Maddy avoided looking over at Roy, being what some might consider rude at not going to bed, but she wasn't making him stay up to watch her. She slowly looked over his collection. It was such a magnificent one and Maddy thought it said a lot about Roy, more than what her attic said about her. Her lips quirked at the comparison while she looked at a pair of rather nice opera glasses. Her room was filled with clothes and scattered with drawings, few of them decorating the walls, but at the end of the day, the attic wasn't hers. Not really. "I just know you like to give things away sometimes," she murmured, not unkindly. She liked that about Roy. That he liked to do nice things for people when he didn't have to.

"Yeah. But you gave that to me," he said. It made a difference in his head somewhere. He kept his voice low, so he didn't wake Marian, knowing she needed sleep probably as badly as he did. still though, he didn't rush Maddy either. He just kept his eyes on her, letting her look around at his things. "If you want something, you can have it." he told her after a few long moments.

"Really?" She looked over at him, not surprised, not entirely. Maybe just a little bit. Maddy looked back at his collection, finally walking over to the mass of blankets where Roy and Marian were and sat down on the floor next to him, leaning against the empty drawers and resting her arms on her knees. "You don't have to stay up on my account," she whispered, lowering her voice even more. "I don't know if I can sleep." Because she really didn't. Her mind was buzzing with everything they talked about. The house. Dodge. Having to do things about it... She wanted to sleep. She needed to sleep but she didn't think she'd be able to. That and she wasn't sure if Roy would be freaked out if she ended up cuddling him. Or if Marian would get mad if she woke up while they were asleep. Some sisters were like that.

"I hear the first part to getting to sleep is laying down. and getting comfortable and all that." Roy told her, giving her a little bit of an amused half smile. "Bet you'll fall asleep if you do that." he said. Sitting up, he made a gesture to the blankets and all, giving her the open invitation. He grabbed the lantern and was going to put it out, but he wanted her situated first.

Maddy sighed a little, pretending to be inconvenienced but shrugged off her jacket and bunched it up, using it as a pillow and slid between the blankets next to Roy. "In our new house," she whispered conspiratorially. "We're going to have feather mattresses and goose down pillows."
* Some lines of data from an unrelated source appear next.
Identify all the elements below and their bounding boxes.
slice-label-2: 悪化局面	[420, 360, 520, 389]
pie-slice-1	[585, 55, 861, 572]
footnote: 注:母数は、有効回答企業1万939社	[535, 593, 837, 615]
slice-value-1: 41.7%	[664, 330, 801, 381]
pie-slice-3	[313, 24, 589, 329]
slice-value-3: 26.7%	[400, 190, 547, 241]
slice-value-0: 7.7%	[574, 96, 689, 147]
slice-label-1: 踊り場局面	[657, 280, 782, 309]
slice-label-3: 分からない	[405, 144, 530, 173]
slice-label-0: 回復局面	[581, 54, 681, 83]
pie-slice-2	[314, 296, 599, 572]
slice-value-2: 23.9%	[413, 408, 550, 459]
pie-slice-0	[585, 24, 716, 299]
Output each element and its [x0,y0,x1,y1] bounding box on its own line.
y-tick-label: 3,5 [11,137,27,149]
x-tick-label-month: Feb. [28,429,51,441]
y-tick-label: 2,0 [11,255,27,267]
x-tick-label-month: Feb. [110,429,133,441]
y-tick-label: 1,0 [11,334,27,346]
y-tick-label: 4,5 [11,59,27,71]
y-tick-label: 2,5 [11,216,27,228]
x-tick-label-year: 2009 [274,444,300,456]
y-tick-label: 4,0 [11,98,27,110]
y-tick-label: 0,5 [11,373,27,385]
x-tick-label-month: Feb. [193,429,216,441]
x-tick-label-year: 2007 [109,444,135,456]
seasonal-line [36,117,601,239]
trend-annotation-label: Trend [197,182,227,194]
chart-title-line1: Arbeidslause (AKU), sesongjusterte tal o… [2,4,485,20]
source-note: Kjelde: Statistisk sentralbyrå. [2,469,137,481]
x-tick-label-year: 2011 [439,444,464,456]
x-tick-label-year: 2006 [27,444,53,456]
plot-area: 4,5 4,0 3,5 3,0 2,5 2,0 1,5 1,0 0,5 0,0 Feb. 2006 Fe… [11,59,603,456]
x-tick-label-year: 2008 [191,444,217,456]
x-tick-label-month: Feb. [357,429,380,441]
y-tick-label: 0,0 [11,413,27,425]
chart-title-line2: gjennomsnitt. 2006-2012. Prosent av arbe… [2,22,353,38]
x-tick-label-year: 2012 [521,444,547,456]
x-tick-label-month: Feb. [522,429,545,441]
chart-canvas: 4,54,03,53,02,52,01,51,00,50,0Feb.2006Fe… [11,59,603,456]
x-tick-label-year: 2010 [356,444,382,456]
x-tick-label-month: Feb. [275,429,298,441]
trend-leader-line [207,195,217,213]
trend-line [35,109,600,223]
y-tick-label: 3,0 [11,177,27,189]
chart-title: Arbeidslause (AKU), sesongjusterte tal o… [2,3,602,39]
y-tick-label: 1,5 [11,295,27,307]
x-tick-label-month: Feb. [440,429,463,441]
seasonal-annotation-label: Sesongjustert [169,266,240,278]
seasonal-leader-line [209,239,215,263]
Roy smirked. "Yeah?" he asked, reaching out to turn the lantern down then out. "Sounds nice." he said for the third time that night. Once upon a time, there were dreams. He guessed some people still had them. Maybe he did too, really. Maybe he was supposed to.

"Of course it sounds nice," she smiled back serenely. "I came up with the idea." The vault was dark, almost impossibly dark and Maddy felt a surge of fear for a moment until she got used to it. She felt Roy beside her and waited, trying to sense where his shoulder was before turning over onto her side and resting her head on his shoulder, her hand grabbing onto the front of his nightshirt like he was a teddy bear. A much bigger teddy bear. It was nice, not sleeping alone.

While he hadn't anticipated that she'd do that, he didn't stop her either. It was a strange place and all, so yeah. He was okay with her doing that. He just got comfortable, and let himself drift. Things would get figured out eventually, he figured. Til then, there wasn't anything he could do and he still needed his rest to beat the illness, and deal with the rest of his days. But maybe he'd have better dreams now.